Politics & Policy

Sanctimony and Silence

For all the bluster, mum's the word on the main question as the ports debacle ends.

I have this simple question that no one seems to want to answer.

Thankfully, the five-alarm debacle that was the lucrative deal to permit a company wholly owned by the United Arab Emirates to manage stevedoring operations at several U.S. ports has been averted. Backstage pressure induced the UAE to withdraw, avoiding further, immense embarrassment to President Bush, who inexplicably raised the stakes of this blunder by threatening a veto–his first, and what a bizarre cause to take that maiden voyage over.

The end has unleashed another torrent of censorious caterwauling from the “Let’s Make a Deal” Right–an amalgam of free-trade-at-any-cost business interests and starry-eyed democracy-builders who see in every apparent moderate throughout the Islamic world a James Madison waiting to happen. This morning’s latest philippic from the Wall Street Journal’s editorial page is case-in-point.

Objection to the deal, we’re told, was a “political stampede” manufactured out of the worst kind of chauvinism–just because it was an “Arab-owned company buying port operations.” Yes, this was a wanton “mugging of a foreign investor.” It marks the “the re-emergence of the ‘national security’ protectionists.” (The “they’re delusional” quotes around national security are the Journal’s, not mine.)
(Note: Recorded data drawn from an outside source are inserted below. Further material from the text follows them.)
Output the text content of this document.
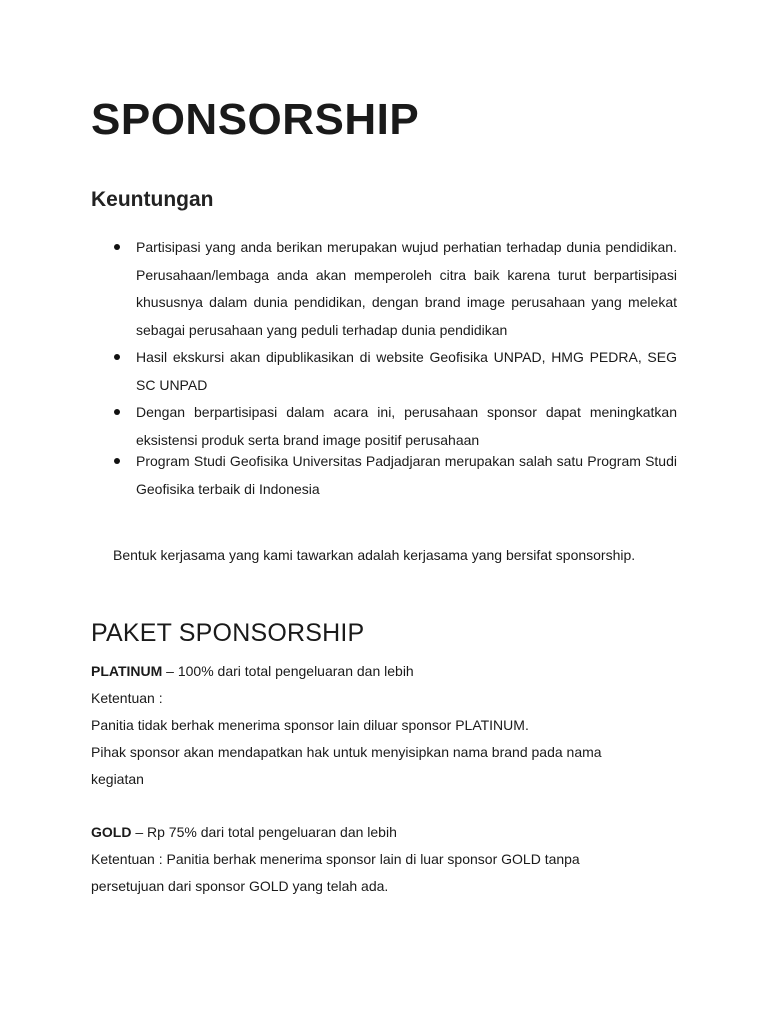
SPONSORSHIP
Keuntungan
Partisipasi yang anda berikan merupakan wujud perhatian terhadap dunia pendidikan. Perusahaan/lembaga anda akan memperoleh citra baik karena turut berpartisipasi khususnya dalam dunia pendidikan, dengan brand image perusahaan yang melekat sebagai perusahaan yang peduli terhadap dunia pendidikan
Hasil ekskursi akan dipublikasikan di website Geofisika UNPAD, HMG PEDRA, SEG SC UNPAD
Dengan berpartisipasi dalam acara ini, perusahaan sponsor dapat meningkatkan eksistensi produk serta brand image positif perusahaan
Program Studi Geofisika Universitas Padjadjaran merupakan salah satu Program Studi Geofisika terbaik di Indonesia

Bentuk kerjasama yang kami tawarkan adalah kerjasama yang bersifat sponsorship.

PAKET SPONSORSHIP

PLATINUM – 100% dari total pengeluaran dan lebih

Ketentuan :

Panitia tidak berhak menerima sponsor lain diluar sponsor PLATINUM.

Pihak sponsor akan mendapatkan hak untuk menyisipkan nama brand pada nama kegiatan

GOLD – Rp 75% dari total pengeluaran dan lebih

Ketentuan : Panitia berhak menerima sponsor lain di luar sponsor GOLD tanpa persetujuan dari sponsor GOLD yang telah ada.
So I’ll ask the same question I asked last week on NRO’s Corner. The same question a number of us have been asking for the last several weeks, with deafening silence the lone response: Does it matter that the UAE appears to be in violation of our fundamental antiterrorism law?

We’re told there’s a Bush Doctrine. That our national security is singularly dependent on communicating to the world–a world full of shady regimes and deadly terror networks–a simple, elegant message: If you are with the terrorists, you are not with us. If you are with the terrorists, we are going to treat you as a hostile. Period. Full stop. End of story.

The UAE was with the terrorists, big-time, before 9/11. The port-deal proponents–finding it most inconvenient to dwell on that very recent history–ignored it, preferring to libel patriotic opposition as benighted nativism, or to insist that the suicide hijackings against us were a road-to-Damascus moment for the Emirati sheikhs. It was the epiphany that put them on the right side of the Bush Doctrine’s line in the sand.

Oops. It looks like the UAE continued to underwrite terrorists long after that. Even to this day. The regime remains a booster of Hamas, an organization pledged to the destruction of Israel by violent jihad. An organization that has been designated as a foreign terrorist organization under American law since we began officially stigmatizing such entities in the mid-1990s.

It’s very simple. Hamas is an organization that an American would be sent to jail for supporting no matter how much that support might be good for the economy. It is an organization that an American business would be put out of business for supporting.

To my knowledge, no one suggested anything so drastic for the UAE. We simply said that a country engaged in what Americans would be sent to jail for doing shouldn’t be rewarded with the commercial plum of a role in the management of our ports–a role that would inexorably require them to be read into at least some of our security arrangements.

Money, the free-traders well know, is fungible. If we pay it to the UAE and we know they pay it to Hamas, the law has this crazy idea that this is the same thing as we paying it to Hamas. I imagine even the Wall Street Journal would probably not think that was a very good idea, even if Hamas used some of it to buy Uncle’s savings bonds and thus “help[ed] finance the military that keeps us safe.”

So, some of us simply said: The Bush Doctrine should be enforced.

This is not about anything so trifling as the UAE. It is not comparable, as the Journal speciously claims this morning, to the protests over Japanese acquisitions in U.S. markets during the 1980s or the failed Chinese effort to buy the Unocal oil company last year.

The Bush Doctrine is the plinth on which American national security is built. It is the monument that tells the rest of the planet that September 10th is over. It is what warns those who would threaten us that we are serious about Islamist terrorism–that we understand our enemies are not rational, are not corrigible, cannot be bargained with, and need, as circumstances dictate, to be bombed, bled or squeezed wherever we find them.

The second we flinch from that–and there is a very good argument that we have already done so–we are far less safe. It encourages our enemies everywhere that bin Laden is right when he tells his would-be recruits that we lack resolve. It tells the regimes that abet terrorists, and without which they could not threaten us on a global scale, that it’s back to business as usual.

So to all the bitter port proponents, spewing all the bile: Once you’re done with the insults, the slanders, the juvenile analogies, the constructive-engagement Kool-Aid, and the rest of your bag of tricks, can you please explain, just one time: Why doesn’t it matter if the UAE provides material support to Hamas?

Andrew C. McCarthy, a former federal prosecutor, is a senior fellow at the Foundation for the Defense of Democracies.